Наконец, Ин-Ин нашла, что искала — маленькую табличку со свежим чернильным стихотворением, таким жалобно нескладным, не годящимся нисколько для чтения при богатом дворе, утопающем в цветах и шелках, но таким живым, что лисица шумно втянула воздух носом и крепко зажмурилась. Ин-Ин закрыла глаза, впитывая строки, как земля вбирала в себя весенний тёплый дождь. Стихи впивались в плоть, как иглы злобного духа. “Это не моя боль”, — думала Ин-Ин, но вкус был сладок, как запретный мёд, собранный в лунной тени. В голове зазвенело — не голос, а эхо, будто Юки, перед которой Ксу по-прежнему раскрывал душу, шептала сквозь время:

— Зачем ты губишь его?

Ин-Ин оскалилась, разрывая табличку зубами:

— Он сам себя губит. Я лишь ворую отблески его огня.

Силы возвращались, и древняя магия наполняла лисьи жилы; и пусть будет вечно маяться И, пусть забыта будет со своим пакостным проклятием! Опустошив табличку, насытившись вдовль, Ин-Ин оставила после себя лишь пустоту — будто метафора её собственной, ныне и вовек проклятой по прихоти богини любви, природы, на мгновение горько подумалось ей.

Ночами, облачённая в лису, теперь ходила Ин-Ин к дому лекаря — и выяснила, что кличут его люди Ксу.
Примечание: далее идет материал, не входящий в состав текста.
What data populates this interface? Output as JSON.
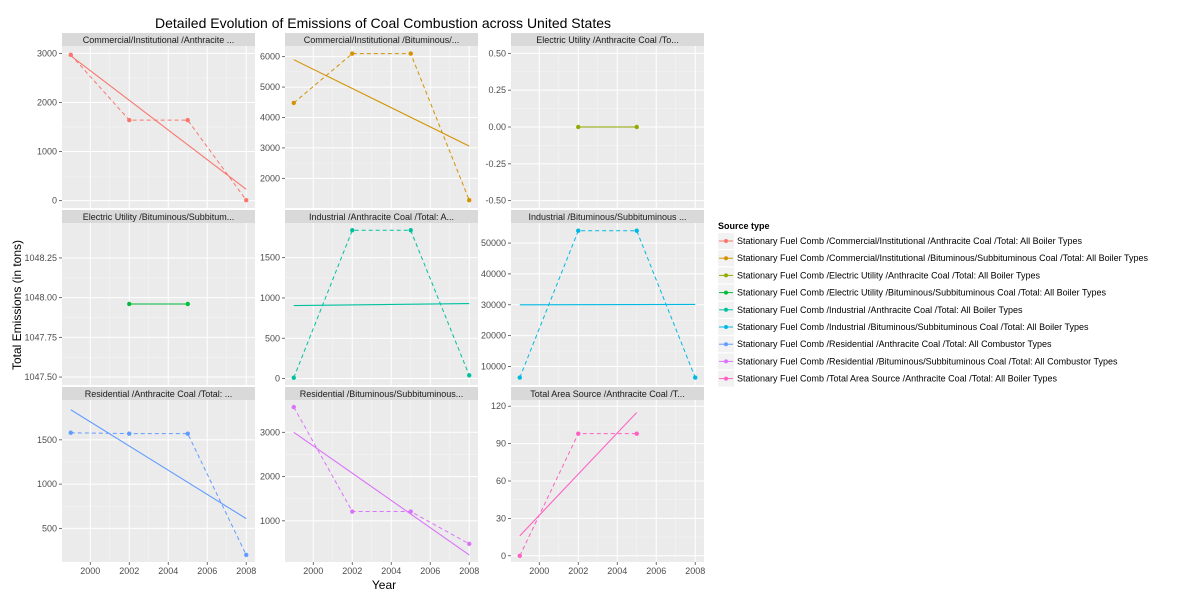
{
  "chart_data": {
    "type": "line",
    "title": "Detailed Evolution of Emissions of Coal Combustion across United States",
    "xlabel": "Year",
    "ylabel": "Total Emissions (in tons)",
    "x_ticks": [
      2000,
      2002,
      2004,
      2006,
      2008
    ],
    "xlim": [
      1998.55,
      2008.45
    ],
    "legend": {
      "title": "Source type",
      "placement": "right",
      "entries": [
        "Stationary Fuel Comb /Commercial/Institutional /Anthracite Coal /Total: All Boiler Types",
        "Stationary Fuel Comb /Commercial/Institutional /Bituminous/Subbituminous Coal /Total: All Boiler Types",
        "Stationary Fuel Comb /Electric Utility /Anthracite Coal /Total: All Boiler Types",
        "Stationary Fuel Comb /Electric Utility /Bituminous/Subbituminous Coal /Total: All Boiler Types",
        "Stationary Fuel Comb /Industrial /Anthracite Coal /Total: All Boiler Types",
        "Stationary Fuel Comb /Industrial /Bituminous/Subbituminous Coal /Total: All Boiler Types",
        "Stationary Fuel Comb /Residential /Anthracite Coal /Total: All Combustor Types",
        "Stationary Fuel Comb /Residential /Bituminous/Subbituminous Coal /Total: All Combustor Types",
        "Stationary Fuel Comb /Total Area Source /Anthracite Coal /Total: All Boiler Types"
      ]
    },
    "panels": [
      {
        "strip": "Commercial/Institutional /Anthracite ...",
        "color": "#F8766D",
        "x": [
          1999,
          2002,
          2005,
          2008
        ],
        "y": [
          2970,
          1640,
          1640,
          10
        ],
        "trend": [
          [
            1999,
            2950
          ],
          [
            2008,
            230
          ]
        ],
        "y_ticks": [
          0,
          1000,
          2000,
          3000
        ],
        "y_tick_labels": [
          "0",
          "1000",
          "2000",
          "3000"
        ],
        "ylim": [
          -150,
          3150
        ]
      },
      {
        "strip": "Commercial/Institutional /Bituminous/...",
        "color": "#D39200",
        "x": [
          1999,
          2002,
          2005,
          2008
        ],
        "y": [
          4480,
          6100,
          6100,
          1280
        ],
        "trend": [
          [
            1999,
            5900
          ],
          [
            2008,
            3060
          ]
        ],
        "y_ticks": [
          2000,
          3000,
          4000,
          5000,
          6000
        ],
        "y_tick_labels": [
          "2000",
          "3000",
          "4000",
          "5000",
          "6000"
        ],
        "ylim": [
          1025,
          6350
        ]
      },
      {
        "strip": "Electric Utility /Anthracite Coal /To...",
        "color": "#93AA00",
        "x": [
          2002,
          2005
        ],
        "y": [
          0,
          0
        ],
        "trend": [
          [
            2002,
            0
          ],
          [
            2005,
            0
          ]
        ],
        "y_ticks": [
          -0.5,
          -0.25,
          0,
          0.25,
          0.5
        ],
        "y_tick_labels": [
          "-0.50",
          "-0.25",
          "0.00",
          "0.25",
          "0.50"
        ],
        "ylim": [
          -0.55,
          0.55
        ]
      },
      {
        "strip": "Electric Utility /Bituminous/Subbitum...",
        "color": "#00BA38",
        "x": [
          2002,
          2005
        ],
        "y": [
          1047.96,
          1047.96
        ],
        "trend": [
          [
            2002,
            1047.96
          ],
          [
            2005,
            1047.96
          ]
        ],
        "y_ticks": [
          1047.5,
          1047.75,
          1048.0,
          1048.25
        ],
        "y_tick_labels": [
          "1047.50",
          "1047.75",
          "1048.00",
          "1048.25"
        ],
        "ylim": [
          1047.45,
          1048.47
        ]
      },
      {
        "strip": "Industrial /Anthracite Coal /Total: A...",
        "color": "#00C19F",
        "x": [
          1999,
          2002,
          2005,
          2008
        ],
        "y": [
          10,
          1840,
          1840,
          40
        ],
        "trend": [
          [
            1999,
            905
          ],
          [
            2008,
            930
          ]
        ],
        "y_ticks": [
          0,
          500,
          1000,
          1500
        ],
        "y_tick_labels": [
          "0",
          "500",
          "1000",
          "1500"
        ],
        "ylim": [
          -80,
          1930
        ]
      },
      {
        "strip": "Industrial /Bituminous/Subbituminous ...",
        "color": "#00B9E3",
        "x": [
          1999,
          2002,
          2005,
          2008
        ],
        "y": [
          6400,
          54000,
          54000,
          6400
        ],
        "trend": [
          [
            1999,
            30000
          ],
          [
            2008,
            30100
          ]
        ],
        "y_ticks": [
          10000,
          20000,
          30000,
          40000,
          50000
        ],
        "y_tick_labels": [
          "10000",
          "20000",
          "30000",
          "40000",
          "50000"
        ],
        "ylim": [
          4000,
          56500
        ]
      },
      {
        "strip": "Residential /Anthracite Coal /Total: ...",
        "color": "#619CFF",
        "x": [
          1999,
          2002,
          2005,
          2008
        ],
        "y": [
          1580,
          1570,
          1570,
          200
        ],
        "trend": [
          [
            1999,
            1840
          ],
          [
            2008,
            610
          ]
        ],
        "y_ticks": [
          500,
          1000,
          1500
        ],
        "y_tick_labels": [
          "500",
          "1000",
          "1500"
        ],
        "ylim": [
          120,
          1950
        ]
      },
      {
        "strip": "Residential /Bituminous/Subbituminous...",
        "color": "#DB72FB",
        "x": [
          1999,
          2002,
          2005,
          2008
        ],
        "y": [
          3570,
          1210,
          1210,
          480
        ],
        "trend": [
          [
            1999,
            3000
          ],
          [
            2008,
            230
          ]
        ],
        "y_ticks": [
          1000,
          2000,
          3000
        ],
        "y_tick_labels": [
          "1000",
          "2000",
          "3000"
        ],
        "ylim": [
          70,
          3730
        ]
      },
      {
        "strip": "Total Area Source /Anthracite Coal /T...",
        "color": "#FF61C3",
        "x": [
          1999,
          2002,
          2005
        ],
        "y": [
          0,
          98,
          98
        ],
        "trend": [
          [
            1999,
            16
          ],
          [
            2005,
            115
          ]
        ],
        "y_ticks": [
          0,
          30,
          60,
          90,
          120
        ],
        "y_tick_labels": [
          "0",
          "30",
          "60",
          "90",
          "120"
        ],
        "ylim": [
          -5,
          125
        ]
      }
    ]
  }
}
Таков стал её ритуал: прокрасться сквозь тени, отыскать новые строки на табличках, аккуратно выведенных лекарем, подметить, как его почерк дрожал порой, насладиться строками, в каких всякая буква источала счастье и горечь, оставить после себя ничего и скрыться прежде, чем первые солнечные лучи окрасят небо в вишнёво-розовый. Быть может, маменька бы пожурила, сказав, дескать, опасную игру затеяла, но наивное и трогательное искусство Ксу слишком прекрасно, чтобы Ин-Ин могла пройти мимо, сделав вид, будто не заметила; могла бы осудить, наказав идти замаливать прегрешение пред светлым ликом И, но Ин-Ин в ответ бы только хмыкнула насмешливо и побежала вновь питаться чужими страданиями, вылившимися в тонкие поэтические строки. Пока Ксу писал, она крала его стихи и продолжала неизменно приходить каждую ночь. Парадокс: его боль питала её существование, его болезненные воспоминания о Юки становились её силой; и шерсть её становилась всё темнее и темнее, как чернила, с каждым новым украденным трёхстишием.

Днём сад был храмом Ксу, но ночью он менялся. Луна вытягивала из земли серебристый туман, а лепестки вишни светились, как глаза Ин-Ин. Она чувствовала, как сад отзывался на её шаги — ветви склонялись, трава точно шептала: “Здесь боль, здесь сила”. А потом солнце вставало, и всё возвращалось на круги своя — до следующей ночи. Однажды ранним серым утром, когда в долине клубился туман и когда на листьях сверкала роса, Ксу заметил след — маленький, звериный, с чёткими отпечатками когтей и подушечек лап: Ин-Ин неосторожно ступила в свежую грязь, оставшуюся после вечернего дождя, не заметив. Он осторожно провёл пальцем по земле, словно пытаясь стереть прикосновение незнакомца.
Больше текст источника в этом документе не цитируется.